この診断シナリオでは、使用されている認証方法がパススルー認証 (PTA) であり、PTA 固有のエラーがある場合に、ユーザー固有のサインインの問題を識別します。 他の問題が原因のエラー (PTA 認証が使用されている場合でも) も正しく診断されます。

診断結果には、失敗とユーザーのサインインに関するコンテキスト情報が表示されます。 結果には、サインインが失敗した他の理由や、問題を解決するために管理者が実行できる推奨アクションが表示される場合があります。 詳細については、Microsoft Entra Connect: パススルー認証のトラブルシューティングに関するページを参照してください。

シームレス シングル サインオン

シームレスなシングル サインオンでは、Kerberos 認証とクラウド認証が統合されます。 このシナリオには 2 つの認証プロトコルが関与するため、サインインの問題が発生したときに、障害点の把握が困難な場合があります。 この診断は、これらのシナリオを簡単に診断して解決できるようにすることを目的としています。

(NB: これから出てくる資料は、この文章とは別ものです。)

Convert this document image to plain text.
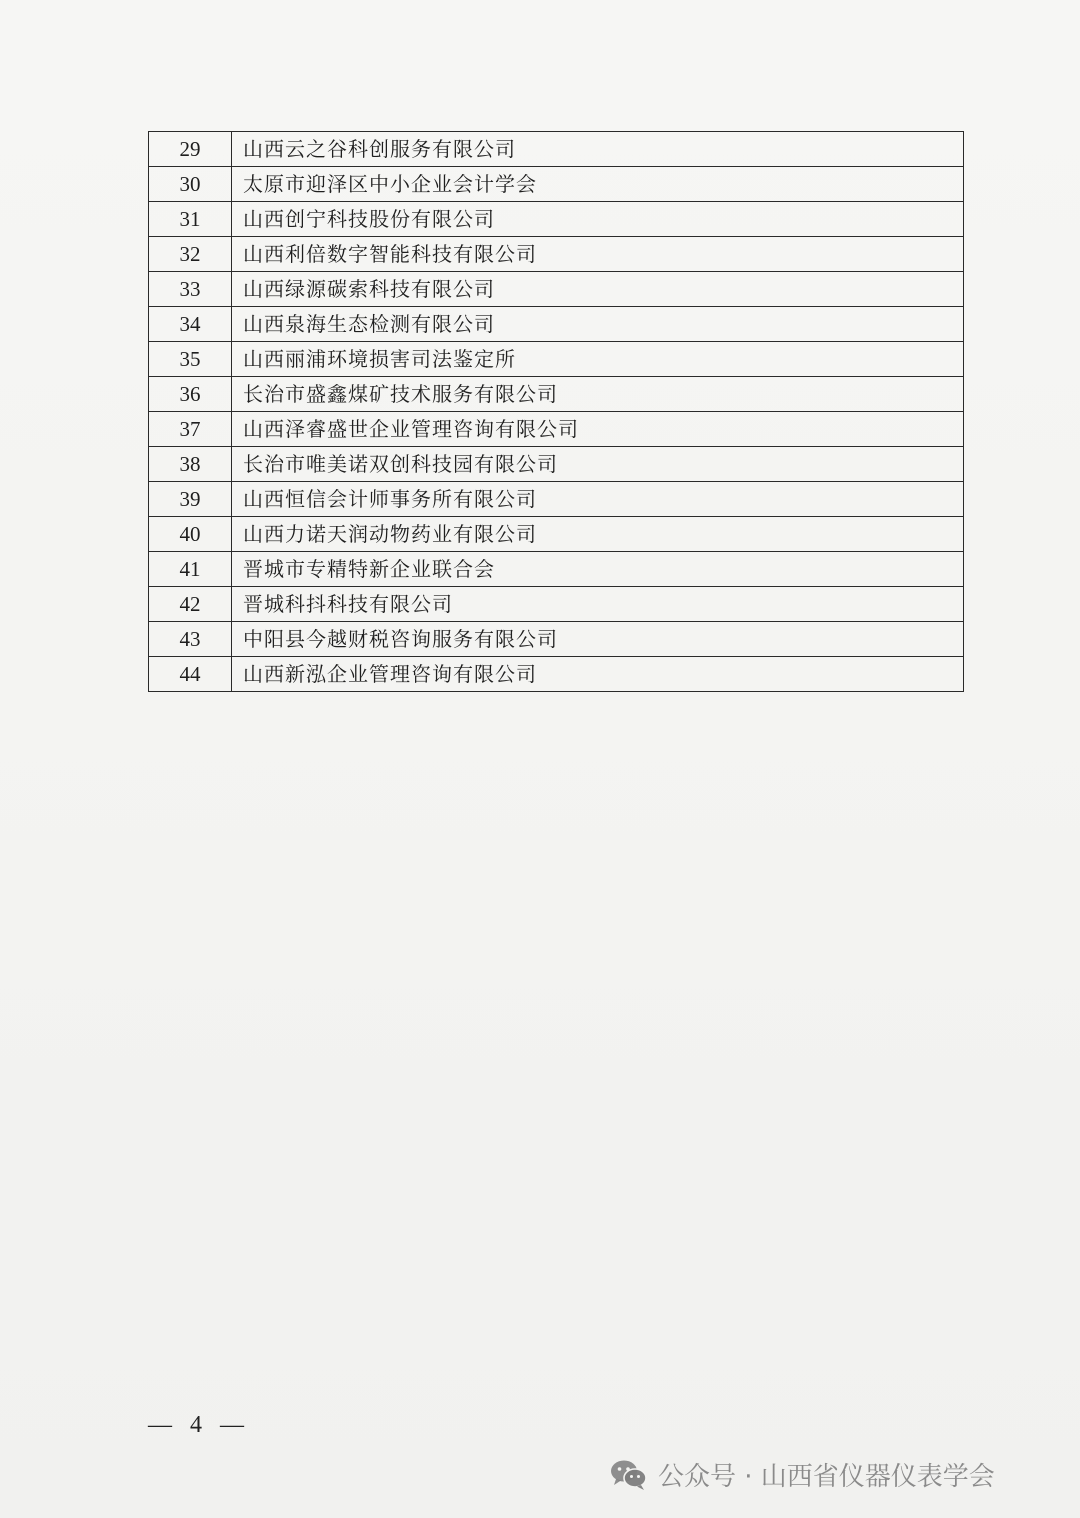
29	山西云之谷科创服务有限公司
30	太原市迎泽区中小企业会计学会
31	山西创宁科技股份有限公司
32	山西利倍数字智能科技有限公司
33	山西绿源碳索科技有限公司
34	山西泉海生态检测有限公司
35	山西丽浦环境损害司法鉴定所
36	长治市盛鑫煤矿技术服务有限公司
37	山西泽睿盛世企业管理咨询有限公司
38	长治市唯美诺双创科技园有限公司
39	山西恒信会计师事务所有限公司
40	山西力诺天润动物药业有限公司
41	晋城市专精特新企业联合会
42	晋城科抖科技有限公司
43	中阳县今越财税咨询服务有限公司
44	山西新泓企业管理咨询有限公司
— 4 —
公众号 · 山西省仪器仪表学会
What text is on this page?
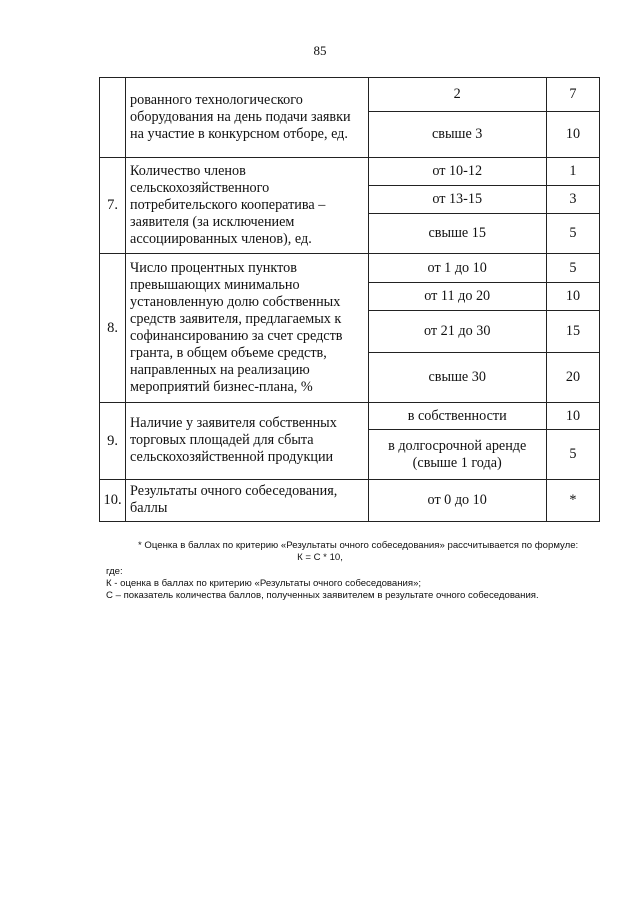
85
	рованного технологического оборудования на день подачи заявки на участие в конкурсном отборе, ед.	2	7
		свыше 3	10
7.	Количество членов сельскохозяйственного потребительского кооператива – заявителя (за исключением ассоциированных членов), ед.	от 10-12	1
		от 13-15	3
		свыше 15	5
8.	Число процентных пунктов превышающих минимально установленную долю собственных средств заявителя, предлагаемых к софинансированию за счет средств гранта, в общем объеме средств, направленных на реализацию мероприятий бизнес-плана, %	от 1 до 10	5
		от 11 до 20	10
		от 21 до 30	15
		свыше 30	20
9.	Наличие у заявителя собственных торговых площадей для сбыта сельскохозяйственной продукции	в собственности	10
		в долгосрочной аренде (свыше 1 года)	5
10.	Результаты очного собеседования, баллы	от 0 до 10	*
* Оценка в баллах по критерию «Результаты очного собеседования» рассчитывается по формуле:
К = С * 10,
где:
К - оценка в баллах по критерию «Результаты очного собеседования»;
С – показатель количества баллов, полученных заявителем в результате очного собеседования.
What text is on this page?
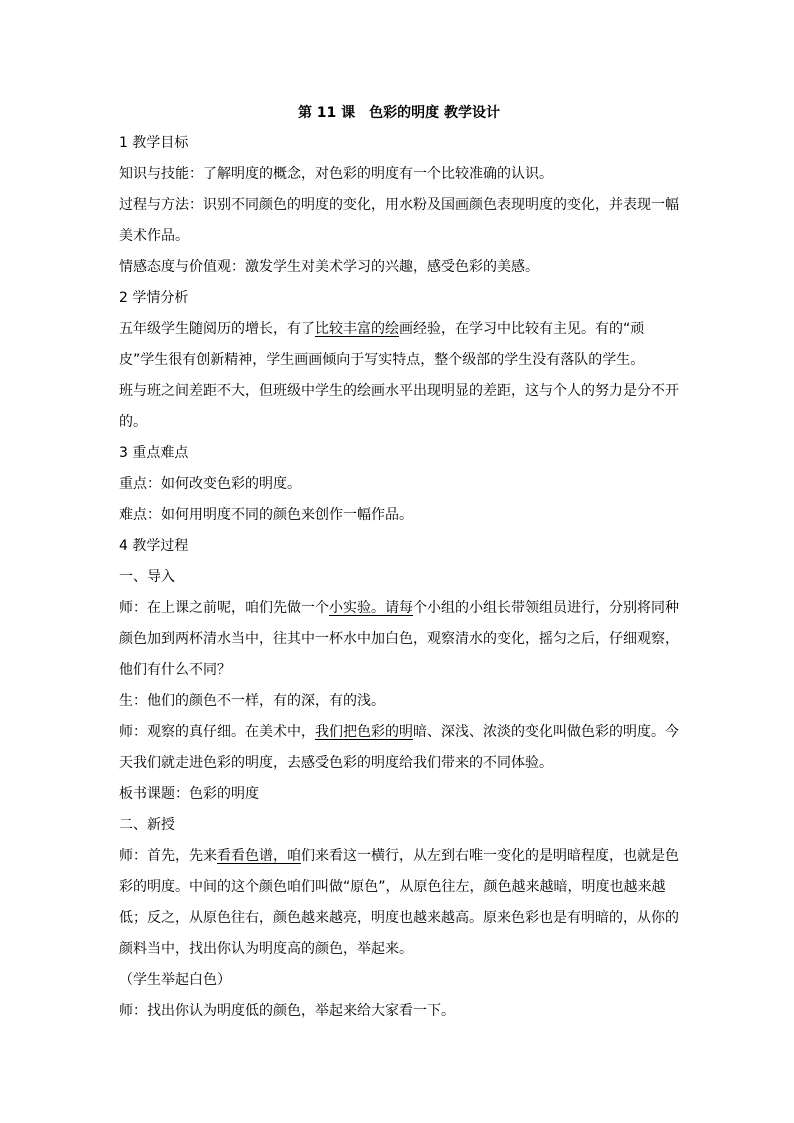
第 11 课　色彩的明度 教学设计

1 教学目标

知识与技能：了解明度的概念，对色彩的明度有一个比较准确的认识。

过程与方法：识别不同颜色的明度的变化，用水粉及国画颜色表现明度的变化，并表现一幅美术作品。

情感态度与价值观：激发学生对美术学习的兴趣，感受色彩的美感。

2 学情分析

五年级学生随阅历的增长，有了比较丰富的绘画经验，在学习中比较有主见。有的“顽皮”学生很有创新精神，学生画画倾向于写实特点，整个级部的学生没有落队的学生。

班与班之间差距不大，但班级中学生的绘画水平出现明显的差距，这与个人的努力是分不开的。

3 重点难点

重点：如何改变色彩的明度。

难点：如何用明度不同的颜色来创作一幅作品。

4 教学过程

一、导入

师：在上课之前呢，咱们先做一个小实验。请每个小组的小组长带领组员进行，分别将同种颜色加到两杯清水当中，往其中一杯水中加白色，观察清水的变化，摇匀之后，仔细观察，他们有什么不同？

生：他们的颜色不一样，有的深，有的浅。

师：观察的真仔细。在美术中，我们把色彩的明暗、深浅、浓淡的变化叫做色彩的明度。今天我们就走进色彩的明度，去感受色彩的明度给我们带来的不同体验。

板书课题：色彩的明度

二、新授

师：首先，先来看看色谱，咱们来看这一横行，从左到右唯一变化的是明暗程度，也就是色彩的明度。中间的这个颜色咱们叫做“原色”，从原色往左，颜色越来越暗，明度也越来越低；反之，从原色往右，颜色越来越亮，明度也越来越高。原来色彩也是有明暗的，从你的颜料当中，找出你认为明度高的颜色，举起来。

（学生举起白色）

师：找出你认为明度低的颜色，举起来给大家看一下。
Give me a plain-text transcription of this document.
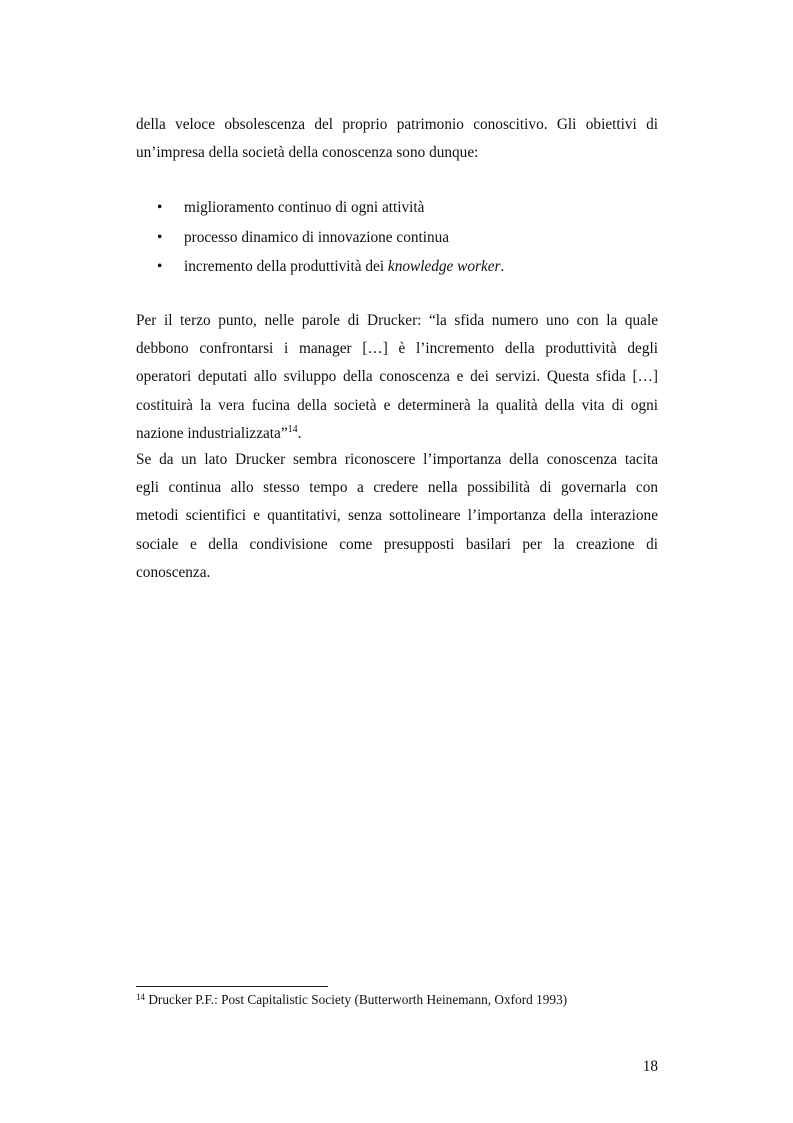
della veloce obsolescenza del proprio patrimonio conoscitivo. Gli obiettivi di
un’impresa della società della conoscenza sono dunque:
• miglioramento continuo di ogni attività
• processo dinamico di innovazione continua
• incremento della produttività dei knowledge worker.
Per il terzo punto, nelle parole di Drucker: “la sfida numero uno con la quale
debbono confrontarsi i manager […] è l’incremento della produttività degli
operatori deputati allo sviluppo della conoscenza e dei servizi. Questa sfida […]
costituirà la vera fucina della società e determinerà la qualità della vita di ogni
nazione industrializzata”$^{14}$.
Se da un lato Drucker sembra riconoscere l’importanza della conoscenza tacita
egli continua allo stesso tempo a credere nella possibilità di governarla con
metodi scientifici e quantitativi, senza sottolineare l’importanza della interazione
sociale e della condivisione come presupposti basilari per la creazione di
conoscenza.
$^{14}$ Drucker P.F.: Post Capitalistic Society (Butterworth Heinemann, Oxford 1993)
18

この診断シナリオでは、サインイン失敗のコンテキストと具体的な失敗の原因を調べます。 診断結果には、サインイン試行に関するコンテキスト情報や、管理者が実行できる推奨アクションが含まれる場合があります。 詳細については、「Microsoft Entra シームレス シングル サインオンのトラブルシューティング」を参照してください。